When same-sex couples won the right to marriage, I viewed that as the culmination of gay rights activism, the normalization of gay households as additional building blocks of a traditional society with flexibility.
I believe many heterosexuals felt the same way, and grew used to gay marriage, and their children gave not a thought to it.
Then, gay rights organizations, having fulfilled a mission, needed to justify their existence with a new cause. This is called the March-of-Dimes effect.
The March of Dimes aimed to fund the creation and distribution of a polio vaccine.
They succeeded. Rather than disband, they moved on to another cause: birth defects. That, at least, was quite worthy.
The gay organizations latched on to ever more initials, LBGQTIA, with ever more arcane and bizarre aims far removed and often in direct opposition to their original cause.
In 1973, I believe, the psychiatric organizations removed homosexuality from their lists of mental illnesses.
We were not insane, sick, and did not need treatment or therapy. Society as a whole needed therapy to let us live normal lives.
Now, the trans agenda says the exact opposite. They cry that trans children suffer from an illness, gender dysphoria, and demand medical and psychiatric treatment.
They are trying to normalize the therapy but not the people. The idea is to transform the trans people into the correct sex. It is as though their birth sex was a birth defect.
It turns out that many young people thinking they have dysphoria are gay and will outgrow the confusion. But these organizations would rather trans away the gay, and sometimes without even asking the parents. I wonder how gay parents would feel if schools started using different pronouns from the birth sex of their children and secretly encouraged transitioning.
Like any straight parent, they would go ballistic.
This is the real attempt to destroy marriage and the nuclear family and have the state control everything. By latching on to this transexual revolutionary Marxist agenda so corrosive to a family-based society, gay organizations have greatly alarmed society. Their methods remind me of the Soviet Union, which would encourage students to spy on their parents for counter-revolutionary activity and betray them to state authorities.

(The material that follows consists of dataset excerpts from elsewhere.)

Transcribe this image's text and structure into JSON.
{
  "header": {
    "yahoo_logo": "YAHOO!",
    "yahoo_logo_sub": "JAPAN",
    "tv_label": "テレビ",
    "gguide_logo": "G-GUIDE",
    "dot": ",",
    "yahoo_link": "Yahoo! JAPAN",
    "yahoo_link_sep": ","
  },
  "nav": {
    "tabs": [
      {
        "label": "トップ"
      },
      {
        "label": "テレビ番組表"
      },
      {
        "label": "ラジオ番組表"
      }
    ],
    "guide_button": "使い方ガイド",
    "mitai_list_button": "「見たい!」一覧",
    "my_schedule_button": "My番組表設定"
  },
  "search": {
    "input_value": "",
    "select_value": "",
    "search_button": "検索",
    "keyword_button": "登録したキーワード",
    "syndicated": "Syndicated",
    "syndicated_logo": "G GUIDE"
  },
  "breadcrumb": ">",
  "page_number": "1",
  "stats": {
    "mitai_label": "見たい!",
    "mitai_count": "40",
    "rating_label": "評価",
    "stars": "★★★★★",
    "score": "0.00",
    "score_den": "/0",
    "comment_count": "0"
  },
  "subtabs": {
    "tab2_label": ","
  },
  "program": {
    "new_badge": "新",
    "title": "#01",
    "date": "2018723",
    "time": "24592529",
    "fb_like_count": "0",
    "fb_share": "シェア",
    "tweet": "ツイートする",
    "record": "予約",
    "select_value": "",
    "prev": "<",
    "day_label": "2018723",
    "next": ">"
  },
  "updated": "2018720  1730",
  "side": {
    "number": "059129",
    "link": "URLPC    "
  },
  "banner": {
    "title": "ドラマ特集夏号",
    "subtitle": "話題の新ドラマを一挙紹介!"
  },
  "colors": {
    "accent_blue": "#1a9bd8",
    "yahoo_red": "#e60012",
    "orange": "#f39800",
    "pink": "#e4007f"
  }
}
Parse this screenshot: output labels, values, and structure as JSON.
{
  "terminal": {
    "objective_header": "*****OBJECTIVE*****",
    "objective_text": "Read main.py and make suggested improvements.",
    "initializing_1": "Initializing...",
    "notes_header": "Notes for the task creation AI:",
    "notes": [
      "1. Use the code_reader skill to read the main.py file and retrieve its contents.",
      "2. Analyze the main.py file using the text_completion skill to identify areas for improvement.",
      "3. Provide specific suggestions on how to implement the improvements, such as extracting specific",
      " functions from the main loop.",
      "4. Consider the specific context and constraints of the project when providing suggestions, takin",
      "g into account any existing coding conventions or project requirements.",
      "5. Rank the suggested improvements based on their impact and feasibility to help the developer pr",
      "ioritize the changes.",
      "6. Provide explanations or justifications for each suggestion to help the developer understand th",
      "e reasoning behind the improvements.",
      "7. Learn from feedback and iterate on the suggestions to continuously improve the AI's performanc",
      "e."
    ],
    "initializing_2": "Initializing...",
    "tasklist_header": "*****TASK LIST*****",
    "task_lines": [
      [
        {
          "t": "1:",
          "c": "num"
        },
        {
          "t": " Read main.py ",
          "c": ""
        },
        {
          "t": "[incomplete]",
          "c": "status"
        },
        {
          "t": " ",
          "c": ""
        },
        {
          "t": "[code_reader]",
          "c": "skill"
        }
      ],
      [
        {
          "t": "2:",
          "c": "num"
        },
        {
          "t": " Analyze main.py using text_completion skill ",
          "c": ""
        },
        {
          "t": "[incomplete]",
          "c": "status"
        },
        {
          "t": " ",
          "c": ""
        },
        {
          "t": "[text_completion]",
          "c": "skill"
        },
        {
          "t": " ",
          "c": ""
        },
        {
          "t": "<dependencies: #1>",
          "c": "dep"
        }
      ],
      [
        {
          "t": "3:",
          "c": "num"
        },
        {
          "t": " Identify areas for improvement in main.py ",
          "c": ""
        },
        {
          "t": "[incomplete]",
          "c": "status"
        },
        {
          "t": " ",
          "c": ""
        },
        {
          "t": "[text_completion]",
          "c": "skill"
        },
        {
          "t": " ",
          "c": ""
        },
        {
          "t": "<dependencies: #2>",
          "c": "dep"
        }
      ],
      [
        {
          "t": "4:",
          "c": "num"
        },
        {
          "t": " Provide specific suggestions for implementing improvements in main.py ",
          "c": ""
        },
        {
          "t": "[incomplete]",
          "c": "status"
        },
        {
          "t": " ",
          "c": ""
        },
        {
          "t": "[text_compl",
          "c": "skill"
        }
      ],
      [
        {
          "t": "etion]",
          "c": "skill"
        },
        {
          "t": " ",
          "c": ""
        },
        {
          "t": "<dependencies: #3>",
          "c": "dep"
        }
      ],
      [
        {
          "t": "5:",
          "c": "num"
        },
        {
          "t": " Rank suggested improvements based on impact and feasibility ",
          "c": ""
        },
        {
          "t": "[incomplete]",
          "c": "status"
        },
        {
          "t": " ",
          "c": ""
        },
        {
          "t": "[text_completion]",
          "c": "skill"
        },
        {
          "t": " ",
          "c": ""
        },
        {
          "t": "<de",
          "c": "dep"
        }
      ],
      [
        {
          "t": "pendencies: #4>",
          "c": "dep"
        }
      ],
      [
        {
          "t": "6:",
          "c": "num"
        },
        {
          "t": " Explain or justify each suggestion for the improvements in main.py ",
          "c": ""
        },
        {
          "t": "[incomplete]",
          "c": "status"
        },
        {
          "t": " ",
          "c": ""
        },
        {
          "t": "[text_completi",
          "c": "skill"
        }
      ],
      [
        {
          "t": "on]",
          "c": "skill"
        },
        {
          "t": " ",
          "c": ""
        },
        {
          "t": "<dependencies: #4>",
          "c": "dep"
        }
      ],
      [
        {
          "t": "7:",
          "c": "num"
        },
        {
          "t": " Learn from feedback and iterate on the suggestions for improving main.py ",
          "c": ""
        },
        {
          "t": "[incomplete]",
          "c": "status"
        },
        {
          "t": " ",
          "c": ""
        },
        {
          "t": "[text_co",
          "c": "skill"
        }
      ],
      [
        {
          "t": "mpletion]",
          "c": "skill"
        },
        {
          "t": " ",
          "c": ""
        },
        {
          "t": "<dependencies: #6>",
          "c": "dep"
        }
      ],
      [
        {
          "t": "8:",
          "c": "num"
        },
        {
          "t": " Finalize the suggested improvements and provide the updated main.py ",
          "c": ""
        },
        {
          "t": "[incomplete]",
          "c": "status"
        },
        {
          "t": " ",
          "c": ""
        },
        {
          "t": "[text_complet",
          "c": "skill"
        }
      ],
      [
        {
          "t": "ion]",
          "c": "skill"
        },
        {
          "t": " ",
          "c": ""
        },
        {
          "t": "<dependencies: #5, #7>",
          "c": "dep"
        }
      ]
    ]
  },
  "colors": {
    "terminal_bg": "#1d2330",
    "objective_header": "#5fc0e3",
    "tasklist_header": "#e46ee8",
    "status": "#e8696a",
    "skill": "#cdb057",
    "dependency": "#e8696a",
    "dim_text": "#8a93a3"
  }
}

No wonder there is a backlash. Heterosexuals, after believing gay marriage was the goal, see the same organizations that fought for marriage equality, now fighting for goals that would destroy the family's ability to defend their children. They are beginning to think that we are insane, and I don't blame them.”
Personally, I look forward to a time when it is possible to discuss gender with a group of Democrat party mothers and professionals, or print a critical email from a gay man about LGBT rights, and they will use their real names without fear that modern day McCarthyites will punish them for expressing independent opinions that do not fit into a progressive orthodoxy,.
I’m a psych nurse at a Yale hospital. Staff frequently discuss transgender issues and maybe 2 out of the 30 staff (nurses, therapists, social workers) support transgender care. None of us will publicly share our concerns out of fear of retribution.
Thank you, Gerald and Trisha, for lending your names and support to DIAG. I look forward to the public conversation July 8 on X.